A manipulação de certos media e determinados públicos é bestial porque glorifica as bestas e serve as audiências do momento, mas abafa as dores atrozes provocadas nas vítimas. Toda a comunicação que sucede o “furo” mediático sacia os que gostam de arenas e muito sangue, mas arrasa os que deviam estar mais protegidos. Nestes casos, os filhos. Os inocentes úteis que acabam por ser duplamente, triplamente, vítimas dessa comunicação crua e cruelmente devastadora que os rasga por dentro e deixa para sempre divididos.
Porque a comunicação importa e começa nas famílias, nos antípodas estão os pais que protegem os seus filhos, que os amam e cuidam, que os ensinam a amar e a respeitar igualmente mãe e pai, que não os manipulam com palavras enganadoras e argumentos falaciosos, que os deixam livres para fazerem os seus próprios juízos, que não os induzem em erro ao falar-lhes de “amor” quando praticam o ódio e agem por vingança. Tomando como exemplo estes pais, que aparentemente são muito mais que os outros, vale a pena perceber como a comunicação importa e salva vidas.
Tudo se joga na comunicação e na confiança. Soa a frase feita, bem sei, mas nem por isso deixa de ser certeira, eloquente e intemporal. Não podemos ignorar. A confiança cultiva-se através da comunicação e como não existe comunicação sem relação, está tudo ligado. É na relação interpessoal e na forma como comunicamos uns com os outros que podemos fazer a diferença.

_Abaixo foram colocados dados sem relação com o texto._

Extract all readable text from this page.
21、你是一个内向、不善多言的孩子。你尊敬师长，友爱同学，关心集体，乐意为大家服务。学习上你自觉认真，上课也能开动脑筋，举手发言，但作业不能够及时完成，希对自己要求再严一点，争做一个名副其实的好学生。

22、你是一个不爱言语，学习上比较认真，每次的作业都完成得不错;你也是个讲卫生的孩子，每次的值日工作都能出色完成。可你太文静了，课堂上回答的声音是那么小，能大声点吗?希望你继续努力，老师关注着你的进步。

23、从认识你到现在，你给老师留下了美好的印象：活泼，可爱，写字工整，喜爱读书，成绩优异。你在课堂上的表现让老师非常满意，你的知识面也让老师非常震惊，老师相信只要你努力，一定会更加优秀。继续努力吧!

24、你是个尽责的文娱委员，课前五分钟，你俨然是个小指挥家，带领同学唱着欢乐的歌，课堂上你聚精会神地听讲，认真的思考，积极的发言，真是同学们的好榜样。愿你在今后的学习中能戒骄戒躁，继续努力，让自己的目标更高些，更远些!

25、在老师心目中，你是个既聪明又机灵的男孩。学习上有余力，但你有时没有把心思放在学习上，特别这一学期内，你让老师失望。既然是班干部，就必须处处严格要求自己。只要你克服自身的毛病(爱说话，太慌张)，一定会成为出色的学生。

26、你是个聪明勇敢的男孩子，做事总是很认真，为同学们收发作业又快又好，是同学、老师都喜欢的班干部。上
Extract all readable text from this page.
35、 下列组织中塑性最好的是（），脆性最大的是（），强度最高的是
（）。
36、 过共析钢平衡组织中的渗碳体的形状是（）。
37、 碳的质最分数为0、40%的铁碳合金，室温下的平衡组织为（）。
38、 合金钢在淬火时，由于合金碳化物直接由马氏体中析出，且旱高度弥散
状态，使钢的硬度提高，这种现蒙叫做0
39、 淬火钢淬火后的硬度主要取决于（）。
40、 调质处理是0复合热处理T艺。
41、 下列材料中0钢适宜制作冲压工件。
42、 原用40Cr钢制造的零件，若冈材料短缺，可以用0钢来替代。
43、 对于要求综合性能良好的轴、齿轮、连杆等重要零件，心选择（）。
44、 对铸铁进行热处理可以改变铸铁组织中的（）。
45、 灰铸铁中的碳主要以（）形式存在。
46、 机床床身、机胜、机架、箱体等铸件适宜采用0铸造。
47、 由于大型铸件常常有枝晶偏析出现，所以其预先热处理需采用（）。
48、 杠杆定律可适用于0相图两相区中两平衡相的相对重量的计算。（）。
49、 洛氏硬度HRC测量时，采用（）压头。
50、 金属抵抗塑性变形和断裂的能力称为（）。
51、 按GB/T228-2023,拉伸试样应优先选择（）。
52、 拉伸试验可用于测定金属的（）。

A comunicação destrutiva, destrói; a comunicação construtiva, constrói. Sempre, seja no universo familiar ou profissional. Não há volta a dar. E se a equação é tão simples, porquê duvidar dos resultados? E para quê perpetuar padrões de comunicação agressiva nas famílias, nas empresas e nas organizações a que estamos ligados e às quais dedicamos a maior parte do nosso tempo? Porque é que em certos contextos socais e profissionais encontramos facilmente verdadeiros especialistas em mortificar os outros através de uma comunicação desajustada, negativa, castigadora, demolidora? E que mal fizemos nós, utentes de mil e um serviços públicos e privados, para sermos tantas vezes maltratados no atendimento presencial ou virtual?
A pandemia agravou a solidão e deixou-nos mais sensíveis a uma má comunicação. Estamos todos no fio. Exaustos e fartos de confinamentos. O distanciamento social e a privação de liberdade de movimentos está a conter o vírus, mas também a desocultar realidades dolorosas de depressão e burnout. O abandono em fim de vida tem sido uma constante em muitos hospitais. Pais e filhos não se podem abraçar quando uns ou outros estão no auge da vulnerabilidade e tudo isto nos diz que temos que estar ainda mais atentos à maneira como comunicamos uns com os outros. Ao que dizemos e ao que calamos, mas em particular como o dizemos ou calamos, porque a linguagem não verbal grita mais alto que as nossas palavras.
Precisamos de tratamentos, vacinas e medidas sanitárias eficazes, mas estamos a precisar de uma comunicação compassiva e resgatadora que também salva vidas.